DES POILUS PACIFISTES :

Un certain nombre de poilus ont clairement exprimé des positions pacifistes dénonçant les méfaits de la guerre. Prenons quelques exemples parmi ceux qui étaient encore survivants après 2000.

 


Des poilus qui dénoncent la guerre

 

Frank Buckles encore en vie aujourd'hui rencontra le Secrétaire d’Etat à la Défense de George Bush puis de Barack Obama, Robert Gates. Interrogé par un journaliste sur la 2nde Guerre d’Irak, il répondit : « Je ne suis pas un expert, mais je ne suis pas pour une guerre à moins qu’il n’y ait urgence ».

 

Harry Patch mort le 25 juillet 2009 avec son détachement de mitrailleurs, qui comptait cinq soldats, avait fait le serment d'éviter, si possible, de tuer un combattant ennemi, mais au contraire de viser les jambes car disaient-ils, malgré l’uniforme tous le combattants restaient des hommes. Le 22 septembre 1917, un obus avait explosé au-dessus de sa tête, tuant trois de ses camarades. Grièvement blessé par un éclat, Harry Patch avait été renvoyé chez lui après quatre mois dans les tranchées. Des atrocités de 14-18, il avait gardé un pacifisme militant, qualifiant la guerre de "crime organisé".Ce vieil homme, chrétien pratiquant, donna un témoignage fort en 2003 en participant à une émission télévisée en Grande-Bretagne. Il décrivit son face-à-face avec un soldat allemand. Il s’était alors souvenu, raconta-t-il de l’un des Dix Commandements disant : « Tu ne tueras point » et il décida de tirer une balle dans la jambe du soldat allemand et une dans sa cheville, sans lui donner la mort. « J’avais environ cinq secondes pour décider. Je l’ai mis à terre, mais je ne l’ai pas tué. » Ce témoignage émouvant a beaucoup touché la communauté chrétienne au Royaume-Uni. Après l'armistice, il travailla en tant que plombier jusqu'à sa retraite au début des années 1960. Il avait repris du service lors de la Seconde Guerre mondiale, mais cette fois-ci en tant que pompier dans des camps militaires. Marié, et veuf, à deux reprises, il a laissé deux enfants. L'année dernière, le 11 novembre 2008, Harry Patch, Henry Allingham et Bill Stone, dernier marin survivant de ce conflit, avaient assisté aux cérémonies marquant le 90ème anniversaire de la fin de la guerre. Les trois vieillards fragiles dans leurs fauteuils roulants avaient déposé des brassées de coquelicots au pied du Cénotaphe de Londres. Harry Patch déclarait alors : "Il est important de se souvenir du conflit, des deux côtés. Quel que soit l'uniforme porté, on a tous été des victimes". 

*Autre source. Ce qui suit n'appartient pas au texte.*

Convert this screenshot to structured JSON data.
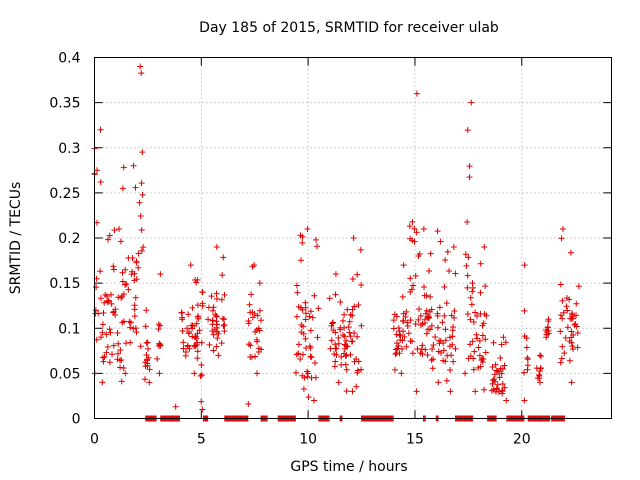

Lors d'une précédente commémoration, en 2007, Harry Patch s'était dit très ému de "représenter une génération entière". "Aujourd'hui, ceci n'est pas pour moi. C'est pour les innombrables millions qui ne sont pas rentrés chez eux. Ce sont eux les héros. Il est important que nous nous souvenions de ceux qui ont perdu la vie, dans les deux camps", avait-il alors déclaré. "J'ai rencontré des gens du côté allemand, et nous partagions le même avis: nous nous sommes battus, ça s'est terminé et nous étions amis. .. Tous ces morts, toute cette souffrance "n'en valaient pas la peine", disait-il.

 

Henry Allingham mort dans son sommeil le 18 juillet 2009 à l’âge de 113 ans, après 80 ans de silence, avait passé la fin de sa vie à témoigner auprès des jeunes générations des souffrances de ses frères d'armes. «Il faut que tout le monde sache que les jeunes de 14-18 sont morts pour nous. Nous devons prier pour que cela ne se reproduise plus». En novembre 2007, le vétéran britannique s'était rendu au collège de l'Esplanade, où, à l'aide d'un interprète, il avait pu échanger avec les élèves. «  On était présents avec Jean-Jacques Delvaux. Henry Allingham avait rencontré les élèves, participé aux discussions. J'ai vraiment un grand respect pour cet homme, j'en garde un excellent souvenir. » «  Il prêchait la paix, Ça, c'est très important à retenir de lui. » L'homme avait été nommé citoyen d'honneur de la ville de Saint-Omer. Le souvenir de ce dernier témoin d'une époque restera gravé dans les esprits de ceux qui ont pu le rencontrer.

 

Louis de Cazenave mort dimanche 20 janvier 2008 à l'âge de 110 ans à son domicile de la Haute-Loire, à Brioude.  Devenu libertaire, il avait pris sa retraite en 1941, refusant ensuite les honneurs : "Certains de mes camarades n'ont même pas eu le droit à une croix de bois", expliquait-il au journal Le Monde dans un reportage en 2005. Il a tout de même eu la Légion d'honneur en 1999 .La guerre est "un truc absurde, inutile, que rien ne peut justifier, rien", disait l'ancien combattant.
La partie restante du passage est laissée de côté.